There's certainly cause to believe such a thing; the FCC (News - Alert) recently brought out a report that said that, between 2008 and 2011, VoIP subscriptions rose at a compounded annual growth rate of 19 percent. Meanwhile, switched access lines fell at a rate of nine percent per year, making it clear that switched access is getting its lunch, dinner, and breakfast the next day eaten by VoIP. VoIP's rapid maturation and improvement in overall service and capability—not to mention its outstanding prospects for cost savings and its potential for adding extra services—have taken a lot of the hesitation out of enterprise users' part, and opened the floodgates for adopting the services.
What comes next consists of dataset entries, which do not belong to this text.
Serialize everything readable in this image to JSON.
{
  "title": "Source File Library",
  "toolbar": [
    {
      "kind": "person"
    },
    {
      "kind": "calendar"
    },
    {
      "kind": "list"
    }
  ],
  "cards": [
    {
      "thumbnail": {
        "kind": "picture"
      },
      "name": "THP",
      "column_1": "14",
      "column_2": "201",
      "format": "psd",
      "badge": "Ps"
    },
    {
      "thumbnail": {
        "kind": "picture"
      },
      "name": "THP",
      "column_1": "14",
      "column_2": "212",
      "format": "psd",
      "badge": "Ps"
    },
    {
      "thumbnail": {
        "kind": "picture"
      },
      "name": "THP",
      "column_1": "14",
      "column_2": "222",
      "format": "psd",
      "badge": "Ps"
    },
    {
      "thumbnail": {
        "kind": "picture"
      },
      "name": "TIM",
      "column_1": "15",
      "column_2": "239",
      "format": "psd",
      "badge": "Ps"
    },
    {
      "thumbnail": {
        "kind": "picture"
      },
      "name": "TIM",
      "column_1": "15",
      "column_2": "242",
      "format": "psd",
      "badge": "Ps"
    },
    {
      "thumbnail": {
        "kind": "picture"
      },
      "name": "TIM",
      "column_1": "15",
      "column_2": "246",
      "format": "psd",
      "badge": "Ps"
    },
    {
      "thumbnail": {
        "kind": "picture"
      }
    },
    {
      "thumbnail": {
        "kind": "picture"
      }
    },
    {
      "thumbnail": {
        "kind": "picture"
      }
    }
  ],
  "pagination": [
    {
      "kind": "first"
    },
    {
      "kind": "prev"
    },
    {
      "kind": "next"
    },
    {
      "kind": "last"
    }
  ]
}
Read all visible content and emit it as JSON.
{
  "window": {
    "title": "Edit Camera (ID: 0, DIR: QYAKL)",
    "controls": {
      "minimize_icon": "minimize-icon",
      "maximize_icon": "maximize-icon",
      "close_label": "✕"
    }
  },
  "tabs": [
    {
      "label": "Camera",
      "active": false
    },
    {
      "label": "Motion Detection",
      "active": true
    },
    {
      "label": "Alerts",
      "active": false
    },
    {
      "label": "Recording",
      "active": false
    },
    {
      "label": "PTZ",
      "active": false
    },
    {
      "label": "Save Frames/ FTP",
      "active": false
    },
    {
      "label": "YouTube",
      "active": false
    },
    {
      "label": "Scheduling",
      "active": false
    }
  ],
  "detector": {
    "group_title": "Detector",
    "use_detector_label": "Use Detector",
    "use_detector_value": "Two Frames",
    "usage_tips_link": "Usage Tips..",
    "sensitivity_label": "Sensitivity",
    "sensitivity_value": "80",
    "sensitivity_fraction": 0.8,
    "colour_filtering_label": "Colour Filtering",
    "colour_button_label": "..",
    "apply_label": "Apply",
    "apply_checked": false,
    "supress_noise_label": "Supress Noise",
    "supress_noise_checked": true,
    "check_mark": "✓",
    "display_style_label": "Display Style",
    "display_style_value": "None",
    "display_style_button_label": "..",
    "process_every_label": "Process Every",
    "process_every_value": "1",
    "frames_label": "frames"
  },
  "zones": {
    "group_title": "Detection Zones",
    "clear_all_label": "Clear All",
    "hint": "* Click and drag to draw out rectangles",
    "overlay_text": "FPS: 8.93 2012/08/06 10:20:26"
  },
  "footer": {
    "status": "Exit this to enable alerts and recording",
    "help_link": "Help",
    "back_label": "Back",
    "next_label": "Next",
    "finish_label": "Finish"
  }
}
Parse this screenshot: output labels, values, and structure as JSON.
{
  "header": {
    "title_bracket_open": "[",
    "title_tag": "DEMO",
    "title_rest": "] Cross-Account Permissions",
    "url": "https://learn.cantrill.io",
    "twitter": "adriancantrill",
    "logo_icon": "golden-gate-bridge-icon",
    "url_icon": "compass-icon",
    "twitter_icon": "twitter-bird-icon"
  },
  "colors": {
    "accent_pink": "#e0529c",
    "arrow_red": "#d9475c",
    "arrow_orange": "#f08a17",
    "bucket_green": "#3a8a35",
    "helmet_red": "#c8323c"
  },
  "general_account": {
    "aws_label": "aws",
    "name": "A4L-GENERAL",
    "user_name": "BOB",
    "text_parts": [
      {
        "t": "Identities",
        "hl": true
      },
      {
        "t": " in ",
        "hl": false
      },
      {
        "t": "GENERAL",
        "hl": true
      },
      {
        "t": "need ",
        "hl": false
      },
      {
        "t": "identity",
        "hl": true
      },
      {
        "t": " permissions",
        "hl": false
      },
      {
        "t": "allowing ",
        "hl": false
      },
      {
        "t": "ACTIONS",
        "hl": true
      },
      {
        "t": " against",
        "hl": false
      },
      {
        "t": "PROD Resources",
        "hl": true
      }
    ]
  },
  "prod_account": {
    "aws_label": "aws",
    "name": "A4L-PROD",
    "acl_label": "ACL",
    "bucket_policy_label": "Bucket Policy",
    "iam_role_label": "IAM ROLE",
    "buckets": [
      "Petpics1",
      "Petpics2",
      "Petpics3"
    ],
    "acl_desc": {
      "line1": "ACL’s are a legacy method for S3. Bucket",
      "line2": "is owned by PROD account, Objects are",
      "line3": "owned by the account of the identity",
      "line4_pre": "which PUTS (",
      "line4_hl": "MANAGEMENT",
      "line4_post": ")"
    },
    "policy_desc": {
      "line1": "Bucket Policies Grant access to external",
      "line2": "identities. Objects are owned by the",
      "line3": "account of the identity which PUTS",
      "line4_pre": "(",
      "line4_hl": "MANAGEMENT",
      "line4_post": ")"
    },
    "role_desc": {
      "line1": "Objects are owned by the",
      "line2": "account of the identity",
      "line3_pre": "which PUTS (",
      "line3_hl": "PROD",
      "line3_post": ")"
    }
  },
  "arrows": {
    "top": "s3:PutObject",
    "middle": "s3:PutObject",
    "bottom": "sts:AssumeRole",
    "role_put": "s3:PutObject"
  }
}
Some have even recently begun to project that there may not be a choice in the not too distant future; as more business users proceed to VoIP, the cost of supporting a PSTN without an appropriately substantial number of users may force users out of the PSTN altogether and put them on VoIP. Indeed, recently, AT&T (News - Alert) sent a request to the FCC to give them some guidance and assistance in terms of getting away from the public switch and onto a larger VoIP network, showing that AT&T has some substantial interest in shutting down that part of technology and moving on.
AT&T asks these questions with good reason; while it's becoming evident that more users want VoIP and fewer users want PSTN, the questions of execution remain. Making the necessary improvements in the infrastructure won't be easy, or cheap—so figuring out how to roll out the necessary supports to the new technology will take some time. The issue of addressing rural networks, for example, is one of the biggest impediments to a full VoIP transition, as the infrastructure is set up for PSTN, and trying to completely remake the countryside to allow for VoIP requires a huge amount of ground be covered for a comparatively few number of connections. That translates, basically, as “expensive,” so trying to do it in a fashion that's cost-effective is difficult to say the least.
The balance of cost savings, technological necessity, and improved feature sets have a lot of users looking to VoIP, but figuring out how to get VoIP to all the people currently served by PSTN is a difficult measure. User demand certainly isn't the issue, but innovative new measures are going to have to be put into place in order to get the necessary bandwidth into play to allow everyone the kind of access that they currently enjoy with their PSTN system.